Macron et son gouvernement viennent donc d’annoncer leur intention de diviser par deux le nombre de visas accordés aux ressortissants d’Algérie et du Maroc, et de réduire de 30% les visas pour les TunisienEs. À entendre Gabriel Attal, la cause de cette décision brutale serait le fait que « ces pays n'acceptent pas de reprendre des ressortissants que nous ne souhaitons pas et ne pouvons pas garder en France ». En d’autres termes, les pays du Maghreb « ne jouent pas le jeu » des politiques d’expulsion de la France.
Cette annonce est scandaleuse à plus d’un titre. Typique des relations de domination que la France entretient avec ses anciennes colonies, elle s’apparente ainsi à un chantage, voire un diktat néocolonial : le vocabulaire de Gabriel Attal (« Il y a eu un dialogue, ensuite il y a eu des menaces. Aujourd'hui on met cette menace à exécution ») est là pour le confirmer.
Les conséquences que pourrait avoir cette mesure sont potentiellement désastreuses, en privant des centaines de milliers de personnes de la possibilité de se déplacer entre les pays du Maghreb et la France, alors que l’on sait que ces déplacements sont essentiels pour la vie économique, sociale et familiale de millions de gens, des deux côtés de la Méditerranée.
À moyen terme, cette décision risque en outre d’augmenter considérablement le nombre de personnes en situation d’illégalité, avec toutes les conséquences dramatiques que génèrent ces situations (exploitation renforcée au travail, difficultés d’accès aux soins, utilisation de « routes migratoires » particulièrement dangereuses, etc.).
Avec ces annonces, le gouvernement Macron confirme qu’il a fait le choix de s’inscrire dans une surenchère avec la droite extrême et l’extrême droite. Même le Figaro le dit, qui pose innocemment la question : « Est-ce l'effet Zemmour sur la campagne présidentielle ? Emmanuel Macron, en tout cas, durcit singulièrement le ton sur l’immigration. » Difficile en effet de voir dans cette décision, prise alors que le débat public est saturé par les discours racistes, islamophobes, anti-migrantEs, autre chose qu’une nouvelle expression du misérable et dangereux opportunisme politicien d’un pouvoir qui n’a de cesse de courir après l’extrême droite, quitte à renforcer la stigmatisation et les discriminations racistes.
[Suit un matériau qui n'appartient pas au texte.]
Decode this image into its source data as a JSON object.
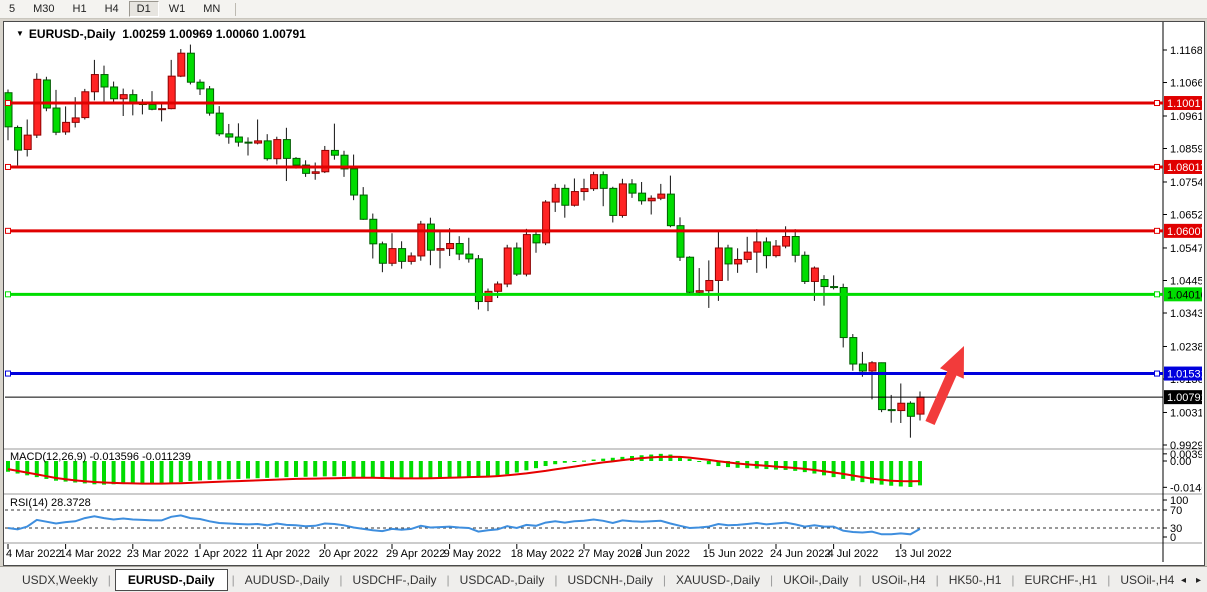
{
  "toolbar": {
    "timeframes": [
      "5",
      "M30",
      "H1",
      "H4",
      "D1",
      "W1",
      "MN"
    ],
    "active": "D1"
  },
  "chart_header": {
    "dropdown_icon": "▼",
    "symbol": "EURUSD-,Daily",
    "ohlc": "1.00259 1.00969 1.00060 1.00791"
  },
  "indicators": {
    "macd": {
      "name": "MACD(12,26,9)",
      "values": "-0.013596 -0.011239",
      "axis_labels": [
        {
          "text": "0.00399",
          "value": 0.00399
        },
        {
          "text": "0.00",
          "value": 0.0
        },
        {
          "text": "-0.01469",
          "value": -0.01469
        }
      ]
    },
    "rsi": {
      "name": "RSI(14)",
      "value": "28.3728",
      "axis_labels": [
        {
          "text": "100",
          "value": 100
        },
        {
          "text": "70",
          "value": 70
        },
        {
          "text": "30",
          "value": 30
        },
        {
          "text": "0",
          "value": 0
        }
      ],
      "levels": [
        70,
        30
      ]
    }
  },
  "chart_data": {
    "type": "candlestick",
    "symbol": "EURUSD-",
    "timeframe": "Daily",
    "x_labels": [
      {
        "text": "4 Mar 2022",
        "index": 0
      },
      {
        "text": "14 Mar 2022",
        "index": 6
      },
      {
        "text": "23 Mar 2022",
        "index": 13
      },
      {
        "text": "1 Apr 2022",
        "index": 20
      },
      {
        "text": "11 Apr 2022",
        "index": 26
      },
      {
        "text": "20 Apr 2022",
        "index": 33
      },
      {
        "text": "29 Apr 2022",
        "index": 40
      },
      {
        "text": "9 May 2022",
        "index": 46
      },
      {
        "text": "18 May 2022",
        "index": 53
      },
      {
        "text": "27 May 2022",
        "index": 60
      },
      {
        "text": "6 Jun 2022",
        "index": 66
      },
      {
        "text": "15 Jun 2022",
        "index": 73
      },
      {
        "text": "24 Jun 2022",
        "index": 80
      },
      {
        "text": "4 Jul 2022",
        "index": 86
      },
      {
        "text": "13 Jul 2022",
        "index": 93
      }
    ],
    "y_ticks": [
      "1.11680",
      "1.10660",
      "1.09610",
      "1.08590",
      "1.07540",
      "1.06520",
      "1.05470",
      "1.04450",
      "1.03430",
      "1.02380",
      "1.01360",
      "1.00310",
      "0.99290"
    ],
    "candles": [
      [
        1.1034,
        1.1044,
        1.0885,
        1.0927
      ],
      [
        1.0925,
        1.0931,
        1.0806,
        1.0854
      ],
      [
        1.0856,
        1.095,
        1.0834,
        1.0901
      ],
      [
        1.0901,
        1.1095,
        1.0892,
        1.1076
      ],
      [
        1.1074,
        1.1084,
        1.0976,
        1.0986
      ],
      [
        1.0986,
        1.1043,
        1.0901,
        1.091
      ],
      [
        1.0911,
        1.0991,
        1.0902,
        1.0941
      ],
      [
        1.0941,
        1.102,
        1.0925,
        1.0955
      ],
      [
        1.0956,
        1.1046,
        1.095,
        1.1037
      ],
      [
        1.1037,
        1.1137,
        1.101,
        1.1091
      ],
      [
        1.1091,
        1.1119,
        1.1003,
        1.1052
      ],
      [
        1.1052,
        1.1069,
        1.1004,
        1.1015
      ],
      [
        1.1015,
        1.1047,
        1.0961,
        1.1028
      ],
      [
        1.1028,
        1.1044,
        1.0963,
        1.1004
      ],
      [
        1.1004,
        1.1014,
        1.0966,
        1.0997
      ],
      [
        1.0997,
        1.1039,
        1.0979,
        1.0982
      ],
      [
        1.0982,
        1.0999,
        1.0944,
        1.0984
      ],
      [
        1.0984,
        1.1137,
        1.0982,
        1.1086
      ],
      [
        1.1086,
        1.1171,
        1.1083,
        1.1158
      ],
      [
        1.1158,
        1.1185,
        1.106,
        1.1067
      ],
      [
        1.1067,
        1.1076,
        1.1027,
        1.1046
      ],
      [
        1.1046,
        1.1055,
        1.0962,
        1.097
      ],
      [
        1.097,
        1.0992,
        1.0898,
        1.0905
      ],
      [
        1.0905,
        1.0936,
        1.0874,
        1.0895
      ],
      [
        1.0895,
        1.0938,
        1.0865,
        1.0879
      ],
      [
        1.0879,
        1.0894,
        1.0837,
        1.0876
      ],
      [
        1.0876,
        1.095,
        1.0872,
        1.0883
      ],
      [
        1.0883,
        1.0904,
        1.0821,
        1.0827
      ],
      [
        1.0827,
        1.0896,
        1.0809,
        1.0887
      ],
      [
        1.0887,
        1.0924,
        1.0757,
        1.0828
      ],
      [
        1.0828,
        1.0832,
        1.0796,
        1.0807
      ],
      [
        1.0807,
        1.0822,
        1.077,
        1.0781
      ],
      [
        1.0781,
        1.0815,
        1.0761,
        1.0786
      ],
      [
        1.0786,
        1.0867,
        1.0782,
        1.0853
      ],
      [
        1.0853,
        1.0937,
        1.0824,
        1.0838
      ],
      [
        1.0838,
        1.0852,
        1.077,
        1.0795
      ],
      [
        1.0795,
        1.084,
        1.0697,
        1.0713
      ],
      [
        1.0713,
        1.0738,
        1.0635,
        1.0637
      ],
      [
        1.0637,
        1.0655,
        1.0514,
        1.056
      ],
      [
        1.056,
        1.0567,
        1.0471,
        1.0499
      ],
      [
        1.0499,
        1.0593,
        1.049,
        1.0545
      ],
      [
        1.0545,
        1.0568,
        1.0482,
        1.0505
      ],
      [
        1.0505,
        1.0533,
        1.0495,
        1.0522
      ],
      [
        1.0522,
        1.0632,
        1.0507,
        1.0622
      ],
      [
        1.0622,
        1.0642,
        1.0493,
        1.054
      ],
      [
        1.054,
        1.0599,
        1.0483,
        1.0545
      ],
      [
        1.0545,
        1.0609,
        1.0522,
        1.0561
      ],
      [
        1.0561,
        1.0584,
        1.0509,
        1.0528
      ],
      [
        1.0528,
        1.0579,
        1.0501,
        1.0513
      ],
      [
        1.0513,
        1.0525,
        1.0354,
        1.0379
      ],
      [
        1.0379,
        1.042,
        1.0349,
        1.0411
      ],
      [
        1.0411,
        1.0442,
        1.039,
        1.0434
      ],
      [
        1.0434,
        1.0557,
        1.0424,
        1.0547
      ],
      [
        1.0547,
        1.0564,
        1.0459,
        1.0465
      ],
      [
        1.0465,
        1.0607,
        1.0458,
        1.0589
      ],
      [
        1.0589,
        1.0604,
        1.0532,
        1.0563
      ],
      [
        1.0563,
        1.0697,
        1.0556,
        1.0691
      ],
      [
        1.0691,
        1.0748,
        1.066,
        1.0734
      ],
      [
        1.0734,
        1.0746,
        1.0642,
        1.0681
      ],
      [
        1.0681,
        1.0765,
        1.0677,
        1.0724
      ],
      [
        1.0724,
        1.0764,
        1.0696,
        1.0733
      ],
      [
        1.0733,
        1.0786,
        1.0726,
        1.0777
      ],
      [
        1.0777,
        1.0787,
        1.0678,
        1.0734
      ],
      [
        1.0734,
        1.0739,
        1.0627,
        1.0649
      ],
      [
        1.0649,
        1.0764,
        1.0642,
        1.0748
      ],
      [
        1.0748,
        1.0763,
        1.0704,
        1.0719
      ],
      [
        1.0719,
        1.0754,
        1.0683,
        1.0695
      ],
      [
        1.0695,
        1.0712,
        1.0652,
        1.0703
      ],
      [
        1.0703,
        1.0748,
        1.0697,
        1.0716
      ],
      [
        1.0716,
        1.0774,
        1.0612,
        1.0617
      ],
      [
        1.0617,
        1.0643,
        1.0506,
        1.0518
      ],
      [
        1.0518,
        1.0521,
        1.0399,
        1.0408
      ],
      [
        1.0408,
        1.0484,
        1.0397,
        1.0413
      ],
      [
        1.0413,
        1.0508,
        1.0359,
        1.0445
      ],
      [
        1.0445,
        1.0601,
        1.0381,
        1.0547
      ],
      [
        1.0547,
        1.0557,
        1.0444,
        1.0497
      ],
      [
        1.0497,
        1.0546,
        1.0469,
        1.0511
      ],
      [
        1.0511,
        1.0582,
        1.0501,
        1.0534
      ],
      [
        1.0534,
        1.0606,
        1.0469,
        1.0566
      ],
      [
        1.0566,
        1.058,
        1.0483,
        1.0523
      ],
      [
        1.0523,
        1.0572,
        1.0517,
        1.0553
      ],
      [
        1.0553,
        1.0615,
        1.0546,
        1.0583
      ],
      [
        1.0583,
        1.0606,
        1.0502,
        1.0524
      ],
      [
        1.0524,
        1.0536,
        1.0434,
        1.0442
      ],
      [
        1.0442,
        1.0489,
        1.0381,
        1.0484
      ],
      [
        1.0448,
        1.0462,
        1.0366,
        1.0426
      ],
      [
        1.0426,
        1.0461,
        1.0417,
        1.0423
      ],
      [
        1.0423,
        1.0435,
        1.0235,
        1.0266
      ],
      [
        1.0266,
        1.0277,
        1.0162,
        1.0183
      ],
      [
        1.0183,
        1.0221,
        1.0143,
        1.0161
      ],
      [
        1.0161,
        1.0192,
        1.0072,
        1.0187
      ],
      [
        1.0187,
        1.0188,
        1.0032,
        1.004
      ],
      [
        1.004,
        1.0086,
        0.9999,
        1.0037
      ],
      [
        1.0037,
        1.0122,
        0.9998,
        1.006
      ],
      [
        1.006,
        1.0066,
        0.9952,
        1.0019
      ],
      [
        1.00259,
        1.00969,
        1.0006,
        1.00791
      ]
    ],
    "macd_histogram": [
      -0.006,
      -0.007,
      -0.008,
      -0.009,
      -0.01,
      -0.011,
      -0.0115,
      -0.012,
      -0.0125,
      -0.013,
      -0.0132,
      -0.013,
      -0.0128,
      -0.0128,
      -0.0127,
      -0.0126,
      -0.0125,
      -0.0124,
      -0.0118,
      -0.0112,
      -0.0108,
      -0.0105,
      -0.0103,
      -0.0102,
      -0.01,
      -0.0098,
      -0.0096,
      -0.0094,
      -0.0092,
      -0.009,
      -0.0089,
      -0.0088,
      -0.0087,
      -0.0086,
      -0.0085,
      -0.0086,
      -0.0088,
      -0.009,
      -0.0092,
      -0.0094,
      -0.0096,
      -0.0098,
      -0.01,
      -0.01,
      -0.0098,
      -0.0096,
      -0.0094,
      -0.0092,
      -0.009,
      -0.0092,
      -0.009,
      -0.0084,
      -0.0074,
      -0.0064,
      -0.0052,
      -0.004,
      -0.0028,
      -0.0018,
      -0.001,
      -0.0004,
      0.0002,
      0.0008,
      0.0013,
      0.0018,
      0.0023,
      0.0028,
      0.0032,
      0.0036,
      0.004,
      0.0036,
      0.0026,
      0.0012,
      -0.0004,
      -0.0018,
      -0.0028,
      -0.0034,
      -0.0038,
      -0.004,
      -0.0042,
      -0.0045,
      -0.0048,
      -0.005,
      -0.0055,
      -0.0062,
      -0.007,
      -0.008,
      -0.009,
      -0.01,
      -0.011,
      -0.0118,
      -0.0125,
      -0.0132,
      -0.0138,
      -0.0142,
      -0.0145,
      -0.0136
    ],
    "macd_signal": [
      -0.0045,
      -0.0055,
      -0.0065,
      -0.0075,
      -0.0085,
      -0.0095,
      -0.0102,
      -0.0108,
      -0.0113,
      -0.0117,
      -0.012,
      -0.0122,
      -0.0124,
      -0.0125,
      -0.0126,
      -0.0126,
      -0.0126,
      -0.0125,
      -0.0124,
      -0.0122,
      -0.012,
      -0.0118,
      -0.0116,
      -0.0114,
      -0.0112,
      -0.011,
      -0.0108,
      -0.0106,
      -0.0104,
      -0.0102,
      -0.01,
      -0.0099,
      -0.0098,
      -0.0097,
      -0.0096,
      -0.0095,
      -0.0094,
      -0.0094,
      -0.0094,
      -0.0095,
      -0.0096,
      -0.0097,
      -0.0097,
      -0.0097,
      -0.0096,
      -0.0095,
      -0.0094,
      -0.0092,
      -0.009,
      -0.0089,
      -0.0087,
      -0.0084,
      -0.008,
      -0.0075,
      -0.0069,
      -0.0062,
      -0.0055,
      -0.0047,
      -0.0039,
      -0.0031,
      -0.0023,
      -0.0015,
      -0.0008,
      -0.0002,
      0.0005,
      0.0011,
      0.0016,
      0.002,
      0.0023,
      0.0024,
      0.0023,
      0.0019,
      0.0013,
      0.0006,
      -0.0001,
      -0.0008,
      -0.0014,
      -0.0019,
      -0.0023,
      -0.0027,
      -0.0031,
      -0.0035,
      -0.0039,
      -0.0044,
      -0.005,
      -0.0057,
      -0.0064,
      -0.0072,
      -0.0081,
      -0.009,
      -0.0098,
      -0.0105,
      -0.011,
      -0.0112,
      -0.0113,
      -0.0112
    ],
    "rsi_series": [
      30,
      27,
      33,
      48,
      44,
      40,
      43,
      45,
      52,
      56,
      52,
      49,
      51,
      49,
      48,
      47,
      47,
      55,
      58,
      52,
      50,
      45,
      41,
      40,
      39,
      38,
      39,
      36,
      40,
      37,
      36,
      34,
      35,
      40,
      39,
      36,
      31,
      28,
      25,
      23,
      28,
      26,
      28,
      35,
      31,
      32,
      33,
      31,
      30,
      22,
      25,
      27,
      34,
      30,
      37,
      35,
      42,
      45,
      42,
      45,
      46,
      49,
      46,
      41,
      47,
      45,
      44,
      45,
      46,
      40,
      35,
      30,
      31,
      33,
      39,
      36,
      37,
      39,
      41,
      38,
      40,
      42,
      38,
      33,
      36,
      33,
      33,
      24,
      21,
      20,
      22,
      16,
      16,
      18,
      16,
      28
    ],
    "hlines": [
      {
        "price": 1.10017,
        "label": "1.10017",
        "color": "#e00000",
        "text_color": "#ffffff",
        "thickness": 3,
        "handles": true
      },
      {
        "price": 1.08011,
        "label": "1.08011",
        "color": "#e00000",
        "text_color": "#ffffff",
        "thickness": 3,
        "handles": true
      },
      {
        "price": 1.06007,
        "label": "1.06007",
        "color": "#e00000",
        "text_color": "#ffffff",
        "thickness": 3,
        "handles": true
      },
      {
        "price": 1.04016,
        "label": "1.04016",
        "color": "#00dd00",
        "text_color": "#000000",
        "thickness": 3,
        "handles": true
      },
      {
        "price": 1.01531,
        "label": "1.01531",
        "color": "#0000dd",
        "text_color": "#ffffff",
        "thickness": 3,
        "handles": true
      },
      {
        "price": 1.00791,
        "label": "1.00791",
        "color": "#000000",
        "text_color": "#ffffff",
        "thickness": 1,
        "handles": false
      }
    ],
    "colors": {
      "bull_body": "#ff2424",
      "bull_border": "#8f0000",
      "bear_body": "#00dc00",
      "bear_border": "#005e00",
      "wick": "#111111",
      "macd_hist": "#00dc00",
      "macd_signal": "#e60000",
      "rsi_line": "#3e8ede"
    },
    "annotation_arrow": {
      "tail": [
        930,
        423
      ],
      "tip": [
        964,
        346
      ],
      "color": "#f23b3b"
    }
  },
  "tabs": {
    "items": [
      "USDX,Weekly",
      "EURUSD-,Daily",
      "AUDUSD-,Daily",
      "USDCHF-,Daily",
      "USDCAD-,Daily",
      "USDCNH-,Daily",
      "XAUUSD-,Daily",
      "UKOil-,Daily",
      "USOil-,H4",
      "HK50-,H1",
      "EURCHF-,H1",
      "USOil-,H4"
    ],
    "active_index": 1,
    "nav_left": "◂",
    "nav_right": "▸"
  }
}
Alors que les migrantEs continuent de mourir en Méditerranée (au moins 50 AlgérienEs ont péri en mer le week-end dernier), que la catastrophe climatique provoque de plus en plus de déplacements de populations et que l’extrême droite montre chaque jour un peu plus les dents, il n’est pas question de tergiverser. En finir avec les politiques migratoires racistes, qu’elles concernent la circulation, l’asile ou l’installation. Accueillir les migrantEs, touTEs les migrantEs, sans établir de hiérarchie entre « réfugiéEs politiques » et « migrantEs économiques ». Régulariser les sans-papiers, touTes les sans-papiers, sans opérer de tri entre « ceux qui travaillent » et « ceux qui ne travaillent pas ». Refuser de céder le moindre pouce de terrain aux théoriciens réactionnaires de « l’appel d’air » ou de la « concurrence déloyale ». Défendre une liberté de circulation et d’installation inconditionnelle, en rappelant qu’il ne s’agit de rien d’autre que d’une affaire de choix politiques et de lutte pour une réelle répartition des richesses. C’est ce que nous continuerons d’affirmer, sans céder à un air du temps nauséabond, et c’est ce que nous défendrons dans la campagne présidentielle.